Ainsi en Californie, un nombre de patients maximum est imposé aux soignants, au Québec cela va peut-être se réaliser. Et en France, que propose-t-on ? Les représentants professionnels ont déjà largement alertés les tutelles sur cette question des quotas infirmiers qui agit significativement sur la qualité des soins. Mais à l'heure actuelle, seuls certains services particulièrement sensibles comme la réanimation (deux infirmiers pour cinq patients) ou la dialyse (un infirmier pour six patients) sont soumis à ces quotas. La question est d'importance et elle attend donc encore de nombreuses réponses à l'échelle de l'ensemble des services de soins.

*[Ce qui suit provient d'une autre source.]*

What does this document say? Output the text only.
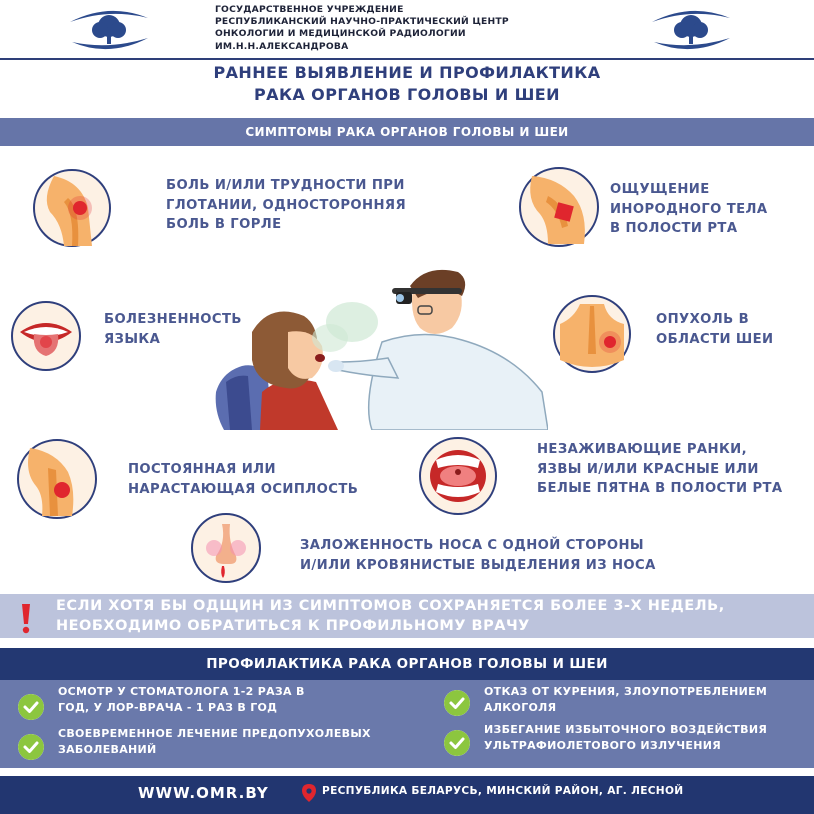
ГОСУДАРСТВЕННОЕ УЧРЕЖДЕНИЕ
РЕСПУБЛИКАНСКИЙ НАУЧНО-ПРАКТИЧЕСКИЙ ЦЕНТР
ОНКОЛОГИИ И МЕДИЦИНСКОЙ РАДИОЛОГИИ
ИМ.Н.Н.АЛЕКСАНДРОВА
РАННЕЕ ВЫЯВЛЕНИЕ И ПРОФИЛАКТИКА
РАКА ОРГАНОВ ГОЛОВЫ И ШЕИ
СИМПТОМЫ РАКА ОРГАНОВ ГОЛОВЫ И ШЕИ
БОЛЬ И/ИЛИ ТРУДНОСТИ ПРИ
ГЛОТАНИИ, ОДНОСТОРОННЯЯ
БОЛЬ В ГОРЛЕ
ОЩУЩЕНИЕ
ИНОРОДНОГО ТЕЛА
В ПОЛОСТИ РТА
БОЛЕЗНЕННОСТЬ
ЯЗЫКА
ОПУХОЛЬ В
ОБЛАСТИ ШЕИ
ПОСТОЯННАЯ ИЛИ
НАРАСТАЮЩАЯ ОСИПЛОСТЬ
НЕЗАЖИВАЮЩИЕ РАНКИ,
ЯЗВЫ И/ИЛИ КРАСНЫЕ ИЛИ
БЕЛЫЕ ПЯТНА В ПОЛОСТИ РТА
ЗАЛОЖЕННОСТЬ НОСА С ОДНОЙ СТОРОНЫ
И/ИЛИ КРОВЯНИСТЫЕ ВЫДЕЛЕНИЯ ИЗ НОСА
ЕСЛИ ХОТЯ БЫ ОДЩИН ИЗ СИМПТОМОВ СОХРАНЯЕТСЯ БОЛЕЕ 3-Х НЕДЕЛЬ,
НЕОБХОДИМО ОБРАТИТЬСЯ К ПРОФИЛЬНОМУ ВРАЧУ
ПРОФИЛАКТИКА РАКА ОРГАНОВ ГОЛОВЫ И ШЕИ
ОСМОТР У СТОМАТОЛОГА 1-2 РАЗА В
ГОД, У ЛОР-ВРАЧА - 1 РАЗ В ГОД
СВОЕВРЕМЕННОЕ ЛЕЧЕНИЕ ПРЕДОПУХОЛЕВЫХ
ЗАБОЛЕВАНИЙ
ОТКАЗ ОТ КУРЕНИЯ, ЗЛОУПОТРЕБЛЕНИЕМ
АЛКОГОЛЯ
ИЗБЕГАНИЕ ИЗБЫТОЧНОГО ВОЗДЕЙСТВИЯ
УЛЬТРАФИОЛЕТОВОГО ИЗЛУЧЕНИЯ
WWW.OMR.BY	РЕСПУБЛИКА БЕЛАРУСЬ, МИНСКИЙ РАЙОН, АГ. ЛЕСНОЙ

Des projets-pilotes au Québec, mais pas de loi prévue
C'est l'actualité chaude du moment au Québec... Afin de régler le dossier sur l'épuisement des infirmiers, le ministre de la Santé québécois, Gaétan Barrette, a annoncé après une nouvelle rencontre avec la Fédération interprofessionnelle du Québec (FIQ) que 16 projets-pilotes seraient mis en place dans les CHSLD, en médecine et en chirurgie à partir du mois prochain et pour une période d’environ cinq mois afin d'estimer au mieux des ratios efficients du nombre d'infirmiers par patients. On peut dire que le ministre a fait des grands pas depuis quelques semaines
, s'est félicitée Nancy Bédard, la présidente de la FIQ. Et pour cause, cette initiative est demandée par son syndicat depuis deux ans. De son côté, le ministre de la Santé affirme que cette révision des ratios mènera forcément à des embauches. Néanmoins, Gaétan Barrette a écarté l'idée qu'une loi pouvait être établie à ce sujet. Est-il possible, par exemple, d’écrire dans une loi, un ratio qu’on aura dans un hôpital pédiatrique versus un hôpital adulte ?

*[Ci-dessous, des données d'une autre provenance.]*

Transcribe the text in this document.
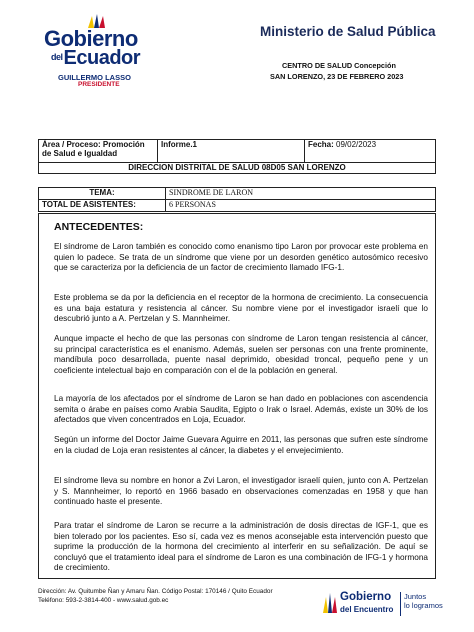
Gobierno
$^{del}$Ecuador
GUILLERMO LASSO
PRESIDENTE
Ministerio de Salud Pública
CENTRO DE SALUD Concepción
SAN LORENZO, 23 DE FEBRERO 2023
Área / Proceso: Promoción de Salud e Igualdad	Informe.1	Fecha: 09/02/2023
DIRECCION DISTRITAL DE SALUD 08D05 SAN LORENZO
TEMA:	SINDROME DE LARON
TOTAL DE ASISTENTES:	6 PERSONAS
ANTECEDENTES:
El síndrome de Laron también es conocido como enanismo tipo Laron por provocar este problema en quien lo padece. Se trata de un síndrome que viene por un desorden genético autosómico recesivo que se caracteriza por la deficiencia de un factor de crecimiento llamado IFG-1.
Este problema se da por la deficiencia en el receptor de la hormona de crecimiento. La consecuencia es una baja estatura y resistencia al cáncer. Su nombre viene por el investigador israelí que lo descubrió junto a A. Pertzelan y S. Mannheimer.
Aunque impacte el hecho de que las personas con síndrome de Laron tengan resistencia al cáncer, su principal característica es el enanismo. Además, suelen ser personas con una frente prominente, mandíbula poco desarrollada, puente nasal deprimido, obesidad troncal, pequeño pene y un coeficiente intelectual bajo en comparación con el de la población en general.
La mayoría de los afectados por el síndrome de Laron se han dado en poblaciones con ascendencia semita o árabe en países como Arabia Saudita, Egipto o Irak o Israel. Además, existe un 30% de los afectados que viven concentrados en Loja, Ecuador.
Según un informe del Doctor Jaime Guevara Aguirre en 2011, las personas que sufren este síndrome en la ciudad de Loja eran resistentes al cáncer, la diabetes y el envejecimiento.
El síndrome lleva su nombre en honor a Zvi Laron, el investigador israelí quien, junto con A. Pertzelan y S. Mannheimer, lo reportó en 1966 basado en observaciones comenzadas en 1958 y que han continuado haste el presente.
Para tratar el síndrome de Laron se recurre a la administración de dosis directas de IGF-1, que es bien tolerado por los pacientes. Eso sí, cada vez es menos aconsejable esta intervención puesto que suprime la producción de la hormona del crecimiento al interferir en su señalización. De aquí se concluyó que el tratamiento ideal para el síndrome de Laron es una combinación de IFG-1 y hormona de crecimiento.
Dirección: Av. Quitumbe Ñan y Amaru Ñan. Código Postal: 170146 / Quito Ecuador
Teléfono: 593-2-3814-400 - www.salud.gob.ec	Gobierno
del Encuentro
Juntos
lo logramos
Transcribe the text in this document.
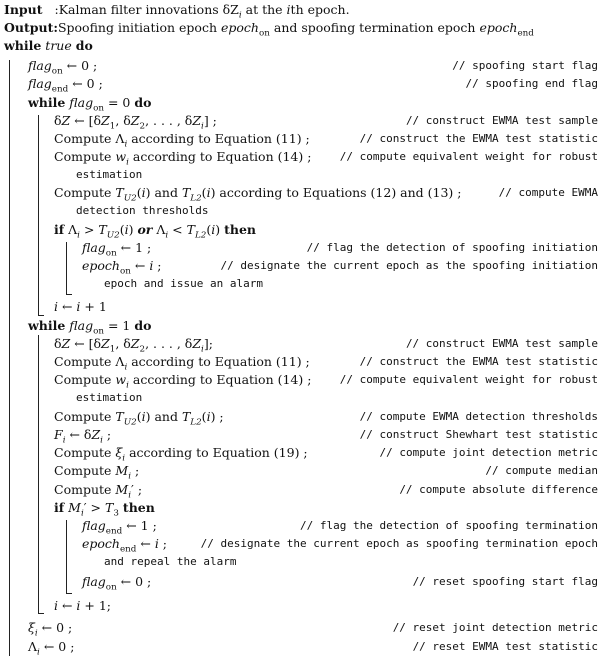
Input   :Kalman filter innovations $\delta Z_i$ at the ith epoch.
Output:Spoofing initiation epoch epoch$_{on}$ and spoofing termination epoch epoch$_{end}$
while true do
flag$_{on}$ ← 0 ;	// spoofing start flag
flag$_{end}$ ← 0 ;	// spoofing end flag
while flag$_{on}$ = 0 do
δZ ← [$\delta Z_1$, $\delta Z_2$, . . . , $\delta Z_i$] ;	// construct EWMA test sample
Compute $\Lambda_i$ according to Equation (11) ;	// construct the EWMA test statistic
Compute $w_i$ according to Equation (14) ;	// compute equivalent weight for robust
estimation
Compute $T_{U2}(i)$ and $T_{L2}(i)$ according to Equations (12) and (13) ;	// compute EWMA
detection thresholds
if $\Lambda_i > T_{U2}(i)$ or $\Lambda_i < T_{L2}(i)$ then
flag$_{on}$ ← 1 ;	// flag the detection of spoofing initiation
epoch$_{on}$ ← i ;	// designate the current epoch as the spoofing initiation
epoch and issue an alarm
i ← i + 1
while flag$_{on}$ = 1 do
δZ ← [$\delta Z_1$, $\delta Z_2$, . . . , $\delta Z_i$];	// construct EWMA test sample
Compute $\Lambda_i$ according to Equation (11) ;	// construct the EWMA test statistic
Compute $w_i$ according to Equation (14) ;	// compute equivalent weight for robust
estimation
Compute $T_{U2}(i)$ and $T_{L2}(i)$ ;	// compute EWMA detection thresholds
$F_i$ ← $\delta Z_i$ ;	// construct Shewhart test statistic
Compute $\xi_i$ according to Equation (19) ;	// compute joint detection metric
Compute $M_i$ ;	// compute median
Compute $M_i'$ ;	// compute absolute difference
if $M_i' > T_3$ then
flag$_{end}$ ← 1 ;	// flag the detection of spoofing termination
epoch$_{end}$ ← i ;	// designate the current epoch as spoofing termination epoch
and repeal the alarm
flag$_{on}$ ← 0 ;	// reset spoofing start flag
i ← i + 1;
$\xi_i$ ← 0 ;	// reset joint detection metric
$\Lambda_i$ ← 0 ;	// reset EWMA test statistic
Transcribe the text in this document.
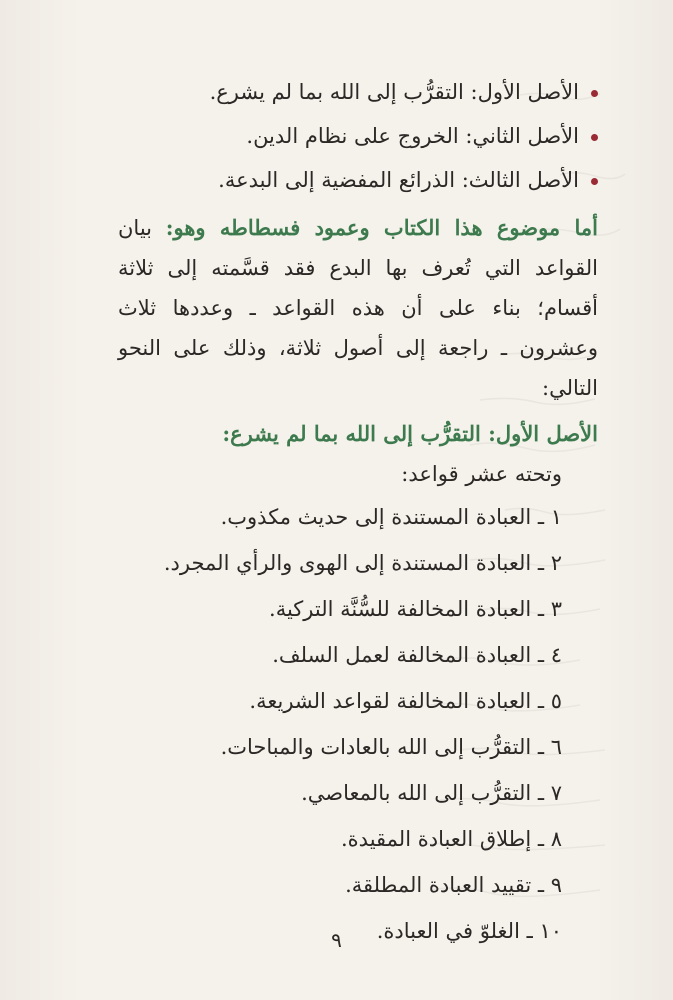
الأصل الأول: التقرُّب إلى الله بما لم يشرع.
الأصل الثاني: الخروج على نظام الدين.
الأصل الثالث: الذرائع المفضية إلى البدعة.
أما موضوع هذا الكتاب وعمود فسطاطه وهو: بيان القواعد التي تُعرف بها البدع فقد قسَّمته إلى ثلاثة أقسام؛ بناء على أن هذه القواعد ـ وعددها ثلاث وعشرون ـ راجعة إلى أصول ثلاثة، وذلك على النحو التالي:
الأصل الأول: التقرُّب إلى الله بما لم يشرع:
وتحته عشر قواعد:
١ ـ العبادة المستندة إلى حديث مكذوب.
٢ ـ العبادة المستندة إلى الهوى والرأي المجرد.
٣ ـ العبادة المخالفة للسُّنَّة التركية.
٤ ـ العبادة المخالفة لعمل السلف.
٥ ـ العبادة المخالفة لقواعد الشريعة.
٦ ـ التقرُّب إلى الله بالعادات والمباحات.
٧ ـ التقرُّب إلى الله بالمعاصي.
٨ ـ إطلاق العبادة المقيدة.
٩ ـ تقييد العبادة المطلقة.
١٠ ـ الغلوّ في العبادة.
٩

, argumente-t-il. Je comprends la demande des infirmières, mais ce n’est peut-être pas le chemin qui est approprié
. Quand au premier Ministre, Philippe Couillard, il estime que le gouvernement a déployé beaucoup d’argent neuf pour l’accès aux services
au cours des dernières années. Je pense qu’on est mûr maintenant pour faire un effort pour l’ambiance et la qualité de vie au travail pour nos employés du réseau de la santé
.
Enfin, Nancy Bédard, s'est réjouie que l'ordre professionnel « prenne enfin position publiquement sur la crise ». Quant au député de Beauharnois, Guy Leclair, il souhaite que l’Hôpital du Suroît soit retenu par le ministre de la Santé pour l’implantation d’un des projets pilotes visant à déterminer les meilleurs ratios patients-infirmières. À l’Hôpital du Suroît, nous avons le meilleur personnel infirmier qui soit, car celui-ci doit composer avec des taux d’occupation de 300 % à l’urgence et un manque de médecins pour s’occuper des patients à l’interne
, a fait valoir le député du Parti Québécois. C’est un cri du cœur que je lance au ministre Barrette, car on a le meilleur hôpital mais les pires conditions pour travailler. On bat tous les records d’achalandage.